Understanding the molecular causes of complex diseases remains one of the most pressing challenges in biomedicine. Despite large-scale genome-wide association studies (GWAS) mapping thousands of risk loci, identifying which genetic variants truly drive disease remains difficult. Traditional statistical genetics has laid a strong foundation for variant discovery, but it often struggles to capture non-linear interactions and cannot fully integrate the breadth of the interconnected multi-omics data. In recent years, deep learning approaches have shown promise in bridging these gaps: modeling high-order genetic interactions, uncovering latent biological structure, and enabling multi-layered data integration. However, issues like overfitting, lack of interpretability, and limited statistical rigor have slowed their adoption in causal inference and therapeutic target discovery.
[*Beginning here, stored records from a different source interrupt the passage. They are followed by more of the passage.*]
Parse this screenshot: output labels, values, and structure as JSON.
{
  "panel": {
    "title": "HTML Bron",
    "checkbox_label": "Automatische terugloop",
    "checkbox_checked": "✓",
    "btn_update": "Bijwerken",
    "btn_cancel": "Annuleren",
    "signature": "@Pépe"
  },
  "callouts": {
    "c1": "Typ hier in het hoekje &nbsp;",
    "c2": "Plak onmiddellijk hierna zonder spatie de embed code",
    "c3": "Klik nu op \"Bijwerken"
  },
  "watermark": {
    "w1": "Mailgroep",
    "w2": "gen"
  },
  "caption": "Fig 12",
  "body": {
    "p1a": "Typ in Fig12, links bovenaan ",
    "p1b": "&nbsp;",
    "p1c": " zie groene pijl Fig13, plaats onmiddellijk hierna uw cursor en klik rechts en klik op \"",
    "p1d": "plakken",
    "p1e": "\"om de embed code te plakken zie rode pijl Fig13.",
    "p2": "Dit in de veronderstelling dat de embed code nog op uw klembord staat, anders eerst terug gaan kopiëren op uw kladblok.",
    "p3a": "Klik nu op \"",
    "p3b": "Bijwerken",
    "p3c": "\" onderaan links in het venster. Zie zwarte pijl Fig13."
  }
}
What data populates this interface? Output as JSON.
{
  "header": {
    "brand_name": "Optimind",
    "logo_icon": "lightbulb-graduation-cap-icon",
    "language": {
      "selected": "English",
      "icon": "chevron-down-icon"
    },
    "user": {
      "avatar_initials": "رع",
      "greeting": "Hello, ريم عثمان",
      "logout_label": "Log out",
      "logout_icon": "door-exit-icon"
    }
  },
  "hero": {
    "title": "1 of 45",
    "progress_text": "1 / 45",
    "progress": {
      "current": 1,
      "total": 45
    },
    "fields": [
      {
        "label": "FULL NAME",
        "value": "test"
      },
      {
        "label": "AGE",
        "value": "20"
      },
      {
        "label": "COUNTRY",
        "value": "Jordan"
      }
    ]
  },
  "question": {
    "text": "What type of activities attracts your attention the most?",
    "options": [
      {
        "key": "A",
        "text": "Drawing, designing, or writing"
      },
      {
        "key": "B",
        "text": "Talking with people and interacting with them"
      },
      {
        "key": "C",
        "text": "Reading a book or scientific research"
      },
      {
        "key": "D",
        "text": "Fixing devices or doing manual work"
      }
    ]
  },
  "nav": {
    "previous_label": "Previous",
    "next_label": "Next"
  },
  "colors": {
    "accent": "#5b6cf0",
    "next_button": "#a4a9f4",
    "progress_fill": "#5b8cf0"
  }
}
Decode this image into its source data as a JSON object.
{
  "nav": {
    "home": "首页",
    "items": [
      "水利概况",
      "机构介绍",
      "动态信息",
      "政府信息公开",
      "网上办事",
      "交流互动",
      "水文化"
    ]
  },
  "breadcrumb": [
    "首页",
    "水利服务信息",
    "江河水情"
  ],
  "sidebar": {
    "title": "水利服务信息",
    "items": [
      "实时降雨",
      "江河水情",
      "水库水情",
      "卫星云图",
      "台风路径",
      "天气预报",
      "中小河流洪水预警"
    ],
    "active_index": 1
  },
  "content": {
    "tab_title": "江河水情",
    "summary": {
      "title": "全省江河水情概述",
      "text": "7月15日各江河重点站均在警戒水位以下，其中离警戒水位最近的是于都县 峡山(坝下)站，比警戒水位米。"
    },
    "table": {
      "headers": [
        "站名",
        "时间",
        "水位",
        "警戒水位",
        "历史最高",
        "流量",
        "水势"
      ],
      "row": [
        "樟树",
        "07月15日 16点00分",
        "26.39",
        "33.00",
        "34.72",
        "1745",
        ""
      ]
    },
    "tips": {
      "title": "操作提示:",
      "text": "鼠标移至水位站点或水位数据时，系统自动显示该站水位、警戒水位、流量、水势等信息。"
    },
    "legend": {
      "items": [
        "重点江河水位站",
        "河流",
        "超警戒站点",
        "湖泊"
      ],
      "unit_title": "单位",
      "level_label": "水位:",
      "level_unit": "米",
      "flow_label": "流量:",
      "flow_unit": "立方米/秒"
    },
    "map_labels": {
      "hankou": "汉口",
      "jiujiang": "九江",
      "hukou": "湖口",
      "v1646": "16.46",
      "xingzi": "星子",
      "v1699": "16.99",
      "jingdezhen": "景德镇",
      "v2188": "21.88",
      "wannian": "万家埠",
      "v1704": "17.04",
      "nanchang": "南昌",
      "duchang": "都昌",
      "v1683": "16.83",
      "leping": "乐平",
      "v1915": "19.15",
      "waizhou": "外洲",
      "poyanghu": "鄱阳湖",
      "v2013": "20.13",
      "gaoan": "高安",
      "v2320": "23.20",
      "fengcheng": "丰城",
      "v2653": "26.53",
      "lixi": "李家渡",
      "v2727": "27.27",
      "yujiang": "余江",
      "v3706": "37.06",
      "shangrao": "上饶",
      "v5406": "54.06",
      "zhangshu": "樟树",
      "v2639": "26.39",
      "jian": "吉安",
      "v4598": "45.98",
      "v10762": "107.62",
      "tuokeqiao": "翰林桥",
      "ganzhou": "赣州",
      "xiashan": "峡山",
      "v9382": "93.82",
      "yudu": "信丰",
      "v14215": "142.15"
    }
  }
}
In this review, we explore how traditional statistical and deep learning methods can be applied to uncover causal mechanisms in complex disease. We critically examine the strengths and blind spots of traditional GWAS, post-GWAS fine-mapping, and Mendelian randomization, and contrast them with emerging deep learning frameworks for epistasis detection and multi-omics integration. Finally, we propose a future direction centered around hybrid models that blend the scalability of deep learning with the inferential power of statistical genetics. Our goal is to guide researchers in developing next-generation computational tools to uncover the molecular basis of complex diseases and accelerate the translation of genetic findings into effective treatments.